A rating agency (i guess its S&P) was pleading to AIG to raise some cash with in few days. If its some other company they will downgrade it straight away. They can't do it to AIG, since its a big American company and potential candidate for 'too big to fail' royal league. The western financial media was not able to digest even this 'royal' treatment of AIG, they were crying foul that the rating agencies are creating liqudation problems 'big' companies.

The there was the usual blaming of short sellers and 'Cruel' Hedge funds driving 'down the value' of these 'big' companies. Lehman Brothers is a 158 years old company it went public only in 1994. Stock price can make borrowing 'expensive' for the company it can not force a company bankcrupt. Stock price is not the cash flow for a company, borrowings are not cash flow for the company, only revenues are the real cash flow of the company. These troubled financial institutions invested its way to bankruptsy. I think people are forgetting (or perhaps hiding) the very fact the these companies extremely over leveraged ( read mis-managed) that it did not have enough cash to run the company.

Under these troubled times, arranged marriages are becoming more and common in the West (at least in financial markets). Bernake, Paulson & their team (read Fed, Treasury & team) work really hard over each weekend trying to figure-out 'whom' they can get married to 'whom'. 'Purohith' Paulson arranged for the marriage of 'JP Morgan' and 'Bear Stearns' few weeks ago.

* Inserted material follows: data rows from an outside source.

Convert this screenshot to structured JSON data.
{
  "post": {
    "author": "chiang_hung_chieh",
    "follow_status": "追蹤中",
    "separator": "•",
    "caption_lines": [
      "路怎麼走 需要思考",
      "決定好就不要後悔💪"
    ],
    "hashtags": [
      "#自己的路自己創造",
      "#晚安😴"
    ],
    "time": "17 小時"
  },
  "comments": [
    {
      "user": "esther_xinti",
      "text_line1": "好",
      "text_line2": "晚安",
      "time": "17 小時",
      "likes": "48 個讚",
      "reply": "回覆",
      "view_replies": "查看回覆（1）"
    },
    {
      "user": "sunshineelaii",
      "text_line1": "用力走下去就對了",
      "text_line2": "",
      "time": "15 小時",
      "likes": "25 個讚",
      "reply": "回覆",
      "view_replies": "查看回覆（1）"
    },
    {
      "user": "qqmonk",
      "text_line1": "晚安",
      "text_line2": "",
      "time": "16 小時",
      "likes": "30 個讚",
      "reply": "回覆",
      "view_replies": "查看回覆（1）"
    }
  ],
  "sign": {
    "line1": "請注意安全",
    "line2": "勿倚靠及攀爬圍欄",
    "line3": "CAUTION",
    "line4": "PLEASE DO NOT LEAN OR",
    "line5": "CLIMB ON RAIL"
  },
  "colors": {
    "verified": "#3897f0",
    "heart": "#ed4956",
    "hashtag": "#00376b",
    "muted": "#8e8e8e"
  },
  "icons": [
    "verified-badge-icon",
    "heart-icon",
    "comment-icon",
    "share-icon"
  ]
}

Perhaps this inspired 'Broker' Brown (in U.K) to arrange for the alliance of 'Loyds TSB' and 'Halifax Bank of Scotland' (HBOS). The way these governments (U.S & U.K) and its agencies are so desparate for these arrangements, it looks as if these are 'Forced' marriages.

Apart from looking for marriage proposals, thursday overnight Fed and ECB 'pumped' billons of currency into the corresponding money markets to ease liquidity issues. The SEC and FSA have come up with the 'Fantastic' idea of stopping shorting of financial stocks. Personally I feel, this decision skews the market in one-direction i.e. only long. As the markets move from 'excess' fear to excess 'greed', will they consider banning long (i.e buying of stocks)?. This argument might sound rediculous to some, but i pesonally feel banning shorting is equally rediculous. Especially in so-called 'matured markets'.

Before the end of the week AIG again made headlines by managing to get some oxygen in 'Trauma Care'.

As I am writing this, In U.S a 'Fabulous' $700 billion bail-out plan is being announced. Maye be Fed would be funding using revenue from the Treasury notes. About 40% of U.S treasury notes are held by foreigners. India's current forex reserve is about $250 billion, China has about a $trillion in reserve. I dont know much of is already made its way to U.S treasuries. But it is certainly a risky investment. As recommended by the 'Tarapore Commission', to safegaurd itself, India should consider maintaining its reserve as commodities rather than foreign currencies. If not 'what happened to investment banks' today can happen to Indian forex investments in treasuries.

We never know. May be every thing will be fine after 1 or 2 years or may be Capitalism is at the crossroads? God Bless America.